Coronavirus Update: MarketWatch’s daily roundup has been curating and reporting all the latest developments every weekday since the coronavirus pandemic began
If you’ve had Covid before, why can you get it again? WSJ’s Daniela Hernandez explains what the possibility of reinfections means for the future of public-health policy and the Covid-19 pandemic. Illustration: David Fang
Other COVID-19 news you should know about:
• Shanghai is planning to lock down seven districts this weekend to conduct mass COVID testing, in the first restrictions to be imposed since a two-month lockdown was ended at the start of June, Bloomberg reported. The temporary lockdown, which will cover millions of people across the Pudong, Huangpu, Jing’an, Xuhui, Hongkou, Baoshan and Minhang districts, comes as infections found in the community rebounded to six as of 5 p.m. on Thursday, up from zero the day before. Thousands of COVID-19 testing booths have popped up on sidewalks across Beijing and other Chinese cities in the latest twist to the country’s “zero-COVID” strategy, the Associated Press reported.

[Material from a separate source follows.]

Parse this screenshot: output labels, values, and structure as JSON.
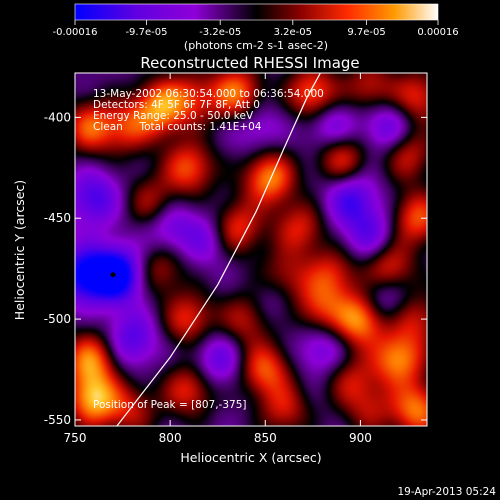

• North Korean leader Kim Jong Un has convened a political conference where he’s expected to review state affairs, including a COVID-19 outbreak, and possibly address relations with Washington and Seoul amid his revived nuclear brinkmanship, the AP reported separately. Officials at the World Health Organization said Wednesday they believed the outbreak was worsening and requested more information be shared with the U.N. health agency.
Despite censorship, videos shared online show growing desperation and anger at prolonged Covid-19 lockdowns in China’s economic capital of Shanghai, where officials are trying to solve issues including food shortages while doubling down on the country’s strict pandemic policy. Photo Composite: Emily Siu
• NATO Secretary-General Jens Stoltenberg has been diagnosed with shingles and will therefore hold talks scheduled in Germany and Romania only remotely, a NATO official said on Thursday, Reuters reported. The illness can occur after a case of COVID. Stoltenberg tested positive for COVID in mid-May. At the time, he was showing mild symptoms and working from home, according to a spokesperson for the Western military alliance.
Here’s what the numbers say
The global tally of confirmed cases of COVID-19 topped 533.7 million on Thursday, while the death toll rose above 6.3 million, according to data aggregated by Johns Hopkins University.
The U.S. leads the world with 85.2 million cases and 1,010,525 fatalities.
Just 15 million of the people aged 50 and over who are eligible for a second booster have had one, equal to 23.9% of those who had a first booster.